Akhtar Naraghi
Canadian poet, writer and scholar From Wikipedia, the free encyclopedia
Canadian poet, writer and scholar From Wikipedia, the free encyclopedia
Akhtar Naraghi (Persian: اختر نراقی) is a Canadian poet, writer and scholar. She founded the International Organization of the Helen Prize for Women.
She holds a doctorate in English literature from McGill University and works in English. Her novels are all written in the first person, and revolve around the narrator's efforts to make a home in new surroundings, in different cultures. She has published four novels, in the first three of which – The Big Green House (1994; short-listed for the QSPELL Hugh McLennan Prize for Fiction in 1995), Blue Curtains (1999) and With Mara That Summer (2004) – the narrator-protagonist recounts episodes from her life, beginning in early childhood and ending with her declining years. Her latest novel, On the Train to My Village (2011), is a story of love and the artist's existence partly inspired by the author's time spent in the Gaspé region of Quebec. Her work has been translated into French, Persian and German.
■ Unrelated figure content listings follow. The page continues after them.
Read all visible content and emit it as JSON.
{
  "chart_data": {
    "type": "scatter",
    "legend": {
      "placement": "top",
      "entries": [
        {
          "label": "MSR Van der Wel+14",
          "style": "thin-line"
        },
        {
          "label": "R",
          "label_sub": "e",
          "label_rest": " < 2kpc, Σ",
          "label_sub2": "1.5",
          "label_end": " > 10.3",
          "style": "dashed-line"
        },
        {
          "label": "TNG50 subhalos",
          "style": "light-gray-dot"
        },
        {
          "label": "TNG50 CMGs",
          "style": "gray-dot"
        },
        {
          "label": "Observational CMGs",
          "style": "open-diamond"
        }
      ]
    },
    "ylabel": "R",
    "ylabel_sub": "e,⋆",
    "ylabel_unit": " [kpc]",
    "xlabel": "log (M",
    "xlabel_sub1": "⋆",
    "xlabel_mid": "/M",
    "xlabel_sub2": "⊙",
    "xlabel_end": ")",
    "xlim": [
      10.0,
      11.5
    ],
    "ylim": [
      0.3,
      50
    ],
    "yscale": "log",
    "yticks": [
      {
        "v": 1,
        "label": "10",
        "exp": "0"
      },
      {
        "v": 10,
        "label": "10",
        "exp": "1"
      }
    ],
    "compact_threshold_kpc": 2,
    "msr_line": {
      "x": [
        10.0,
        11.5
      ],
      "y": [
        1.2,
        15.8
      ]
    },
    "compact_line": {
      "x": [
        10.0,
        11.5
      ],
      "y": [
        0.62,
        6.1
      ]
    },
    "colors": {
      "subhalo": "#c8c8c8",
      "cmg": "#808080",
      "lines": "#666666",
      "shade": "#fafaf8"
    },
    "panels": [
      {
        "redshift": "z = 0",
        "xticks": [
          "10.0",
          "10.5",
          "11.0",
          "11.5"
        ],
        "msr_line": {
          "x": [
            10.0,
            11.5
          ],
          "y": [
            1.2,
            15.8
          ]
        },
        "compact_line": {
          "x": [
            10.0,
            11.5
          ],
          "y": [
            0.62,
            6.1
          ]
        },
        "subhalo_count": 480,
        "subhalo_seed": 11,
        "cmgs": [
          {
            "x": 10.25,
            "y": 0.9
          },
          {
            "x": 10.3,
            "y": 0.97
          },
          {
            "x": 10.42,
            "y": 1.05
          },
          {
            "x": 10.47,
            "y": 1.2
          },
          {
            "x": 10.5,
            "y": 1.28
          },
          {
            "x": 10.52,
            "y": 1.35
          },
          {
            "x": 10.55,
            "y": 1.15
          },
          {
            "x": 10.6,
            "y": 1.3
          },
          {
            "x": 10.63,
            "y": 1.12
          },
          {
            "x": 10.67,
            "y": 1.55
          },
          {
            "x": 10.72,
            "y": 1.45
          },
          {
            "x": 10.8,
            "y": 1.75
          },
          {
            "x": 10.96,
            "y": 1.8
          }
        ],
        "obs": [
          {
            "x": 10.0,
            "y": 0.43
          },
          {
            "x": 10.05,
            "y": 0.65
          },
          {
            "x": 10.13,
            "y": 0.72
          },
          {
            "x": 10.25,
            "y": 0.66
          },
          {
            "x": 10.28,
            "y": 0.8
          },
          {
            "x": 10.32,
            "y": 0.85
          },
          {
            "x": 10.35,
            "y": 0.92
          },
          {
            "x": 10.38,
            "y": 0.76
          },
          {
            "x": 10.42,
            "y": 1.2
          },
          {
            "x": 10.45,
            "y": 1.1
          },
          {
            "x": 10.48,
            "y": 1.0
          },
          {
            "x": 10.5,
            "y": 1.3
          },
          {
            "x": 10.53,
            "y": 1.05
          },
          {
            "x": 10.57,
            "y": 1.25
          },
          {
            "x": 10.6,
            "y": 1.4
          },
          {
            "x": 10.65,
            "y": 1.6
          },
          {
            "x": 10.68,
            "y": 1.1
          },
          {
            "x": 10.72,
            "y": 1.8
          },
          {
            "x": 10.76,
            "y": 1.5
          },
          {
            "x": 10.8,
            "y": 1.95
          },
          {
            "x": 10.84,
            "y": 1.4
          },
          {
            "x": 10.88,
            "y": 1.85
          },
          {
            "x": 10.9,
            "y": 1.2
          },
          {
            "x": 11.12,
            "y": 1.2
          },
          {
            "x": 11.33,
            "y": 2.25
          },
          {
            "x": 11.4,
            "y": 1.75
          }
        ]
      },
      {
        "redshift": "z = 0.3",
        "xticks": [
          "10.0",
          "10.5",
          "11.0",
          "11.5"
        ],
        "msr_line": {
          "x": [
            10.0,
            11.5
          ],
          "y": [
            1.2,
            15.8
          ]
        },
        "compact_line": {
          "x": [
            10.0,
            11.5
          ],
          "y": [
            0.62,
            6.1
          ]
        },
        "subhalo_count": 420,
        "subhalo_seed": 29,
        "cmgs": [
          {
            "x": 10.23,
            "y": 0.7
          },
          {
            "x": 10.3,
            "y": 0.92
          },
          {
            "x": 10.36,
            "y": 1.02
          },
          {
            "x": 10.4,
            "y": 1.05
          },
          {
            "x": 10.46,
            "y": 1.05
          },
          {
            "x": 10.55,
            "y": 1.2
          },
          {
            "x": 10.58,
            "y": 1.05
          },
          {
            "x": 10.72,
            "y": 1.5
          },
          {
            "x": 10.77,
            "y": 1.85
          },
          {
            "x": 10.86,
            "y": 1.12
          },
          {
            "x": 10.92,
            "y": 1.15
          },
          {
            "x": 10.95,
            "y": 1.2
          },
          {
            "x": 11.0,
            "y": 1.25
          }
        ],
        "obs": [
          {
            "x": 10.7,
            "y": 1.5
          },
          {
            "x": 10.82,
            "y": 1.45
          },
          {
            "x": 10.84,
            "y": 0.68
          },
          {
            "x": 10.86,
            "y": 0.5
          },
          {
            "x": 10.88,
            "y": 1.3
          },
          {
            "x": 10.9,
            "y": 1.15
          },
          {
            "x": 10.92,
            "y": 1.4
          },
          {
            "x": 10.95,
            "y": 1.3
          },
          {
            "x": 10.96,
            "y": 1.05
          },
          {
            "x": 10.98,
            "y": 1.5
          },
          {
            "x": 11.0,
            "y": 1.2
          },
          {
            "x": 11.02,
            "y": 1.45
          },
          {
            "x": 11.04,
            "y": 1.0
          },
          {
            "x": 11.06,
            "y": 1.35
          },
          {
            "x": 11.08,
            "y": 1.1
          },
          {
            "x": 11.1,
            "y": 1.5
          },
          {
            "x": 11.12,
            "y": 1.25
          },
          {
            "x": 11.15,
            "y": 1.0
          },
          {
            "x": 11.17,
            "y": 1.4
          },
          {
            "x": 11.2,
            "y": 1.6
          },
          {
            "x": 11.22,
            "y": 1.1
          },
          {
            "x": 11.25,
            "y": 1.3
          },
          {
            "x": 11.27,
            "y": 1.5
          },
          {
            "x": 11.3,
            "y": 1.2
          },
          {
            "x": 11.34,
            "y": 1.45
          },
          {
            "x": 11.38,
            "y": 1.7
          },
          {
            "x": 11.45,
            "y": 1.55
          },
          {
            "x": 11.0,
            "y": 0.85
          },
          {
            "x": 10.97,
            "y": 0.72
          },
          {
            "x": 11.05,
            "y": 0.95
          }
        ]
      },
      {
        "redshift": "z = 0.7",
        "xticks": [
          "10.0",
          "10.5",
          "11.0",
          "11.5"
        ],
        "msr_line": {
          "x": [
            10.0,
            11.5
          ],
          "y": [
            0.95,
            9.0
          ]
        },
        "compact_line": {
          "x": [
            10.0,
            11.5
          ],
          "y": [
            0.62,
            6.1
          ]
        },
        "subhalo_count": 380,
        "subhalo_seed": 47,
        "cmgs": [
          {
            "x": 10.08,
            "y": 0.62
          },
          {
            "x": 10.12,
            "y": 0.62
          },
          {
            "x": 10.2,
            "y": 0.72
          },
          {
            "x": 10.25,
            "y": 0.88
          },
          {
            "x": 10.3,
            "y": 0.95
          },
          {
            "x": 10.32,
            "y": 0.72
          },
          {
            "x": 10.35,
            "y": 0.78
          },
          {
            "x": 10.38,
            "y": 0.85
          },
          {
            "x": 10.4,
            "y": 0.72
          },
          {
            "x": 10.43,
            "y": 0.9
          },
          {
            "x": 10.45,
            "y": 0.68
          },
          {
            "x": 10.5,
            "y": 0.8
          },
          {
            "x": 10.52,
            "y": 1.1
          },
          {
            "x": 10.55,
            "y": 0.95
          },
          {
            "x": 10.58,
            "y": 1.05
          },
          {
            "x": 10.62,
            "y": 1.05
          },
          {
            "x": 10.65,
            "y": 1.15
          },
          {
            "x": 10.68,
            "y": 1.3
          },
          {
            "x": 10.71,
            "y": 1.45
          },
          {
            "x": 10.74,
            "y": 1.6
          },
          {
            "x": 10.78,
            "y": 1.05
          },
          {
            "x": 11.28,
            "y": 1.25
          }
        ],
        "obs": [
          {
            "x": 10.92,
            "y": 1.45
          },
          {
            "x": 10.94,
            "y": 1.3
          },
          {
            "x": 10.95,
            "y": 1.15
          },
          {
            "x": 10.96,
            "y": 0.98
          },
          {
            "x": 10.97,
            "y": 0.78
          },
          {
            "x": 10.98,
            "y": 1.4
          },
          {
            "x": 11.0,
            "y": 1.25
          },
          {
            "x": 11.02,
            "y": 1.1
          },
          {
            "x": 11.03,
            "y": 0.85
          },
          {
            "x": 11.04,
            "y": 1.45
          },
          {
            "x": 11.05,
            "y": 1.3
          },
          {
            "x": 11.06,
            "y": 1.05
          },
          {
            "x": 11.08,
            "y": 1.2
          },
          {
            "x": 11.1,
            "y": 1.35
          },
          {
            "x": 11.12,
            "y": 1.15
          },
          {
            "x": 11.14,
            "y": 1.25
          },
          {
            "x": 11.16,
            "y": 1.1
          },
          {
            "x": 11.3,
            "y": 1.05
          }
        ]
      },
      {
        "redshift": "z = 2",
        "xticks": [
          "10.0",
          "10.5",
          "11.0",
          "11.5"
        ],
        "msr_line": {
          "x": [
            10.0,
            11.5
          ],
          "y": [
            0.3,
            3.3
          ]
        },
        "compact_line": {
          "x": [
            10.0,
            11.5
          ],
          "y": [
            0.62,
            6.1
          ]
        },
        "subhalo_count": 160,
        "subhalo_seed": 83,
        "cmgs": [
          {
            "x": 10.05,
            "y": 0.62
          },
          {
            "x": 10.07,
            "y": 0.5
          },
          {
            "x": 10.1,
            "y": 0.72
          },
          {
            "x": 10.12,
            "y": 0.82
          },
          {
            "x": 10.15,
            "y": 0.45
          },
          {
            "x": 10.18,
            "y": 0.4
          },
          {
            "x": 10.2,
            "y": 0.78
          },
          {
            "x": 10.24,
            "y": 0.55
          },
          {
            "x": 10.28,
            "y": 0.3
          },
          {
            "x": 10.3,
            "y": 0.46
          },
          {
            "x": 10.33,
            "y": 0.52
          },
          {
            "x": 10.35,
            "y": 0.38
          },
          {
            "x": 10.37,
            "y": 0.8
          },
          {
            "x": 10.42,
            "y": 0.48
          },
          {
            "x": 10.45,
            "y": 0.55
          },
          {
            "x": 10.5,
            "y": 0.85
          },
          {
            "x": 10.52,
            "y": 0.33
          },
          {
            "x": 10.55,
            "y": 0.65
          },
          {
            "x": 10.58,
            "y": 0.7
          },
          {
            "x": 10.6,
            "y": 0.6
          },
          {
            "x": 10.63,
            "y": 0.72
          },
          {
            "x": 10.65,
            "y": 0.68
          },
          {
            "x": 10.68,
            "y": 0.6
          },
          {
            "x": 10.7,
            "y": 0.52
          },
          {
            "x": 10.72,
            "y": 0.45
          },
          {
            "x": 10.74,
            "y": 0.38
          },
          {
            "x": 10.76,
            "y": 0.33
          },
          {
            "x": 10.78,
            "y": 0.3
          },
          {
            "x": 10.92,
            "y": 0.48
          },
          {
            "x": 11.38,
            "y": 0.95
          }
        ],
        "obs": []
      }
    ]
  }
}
Naraghi is also the author of three collections of verse, Legacy (1992), Solitude (1996) and Autumn Bird (2011), in addition to having contributed forewords, articles and short stories to numerous journals.
In 1987, she founded the International Organization of the Helen Prize for Women, named for Dr. Helen Caldicott, the creator of Physicians for Social Responsibility. The Helen Prize annually honors the achievements of women of the world, whatever their backgrounds or fields of endeavor.[1]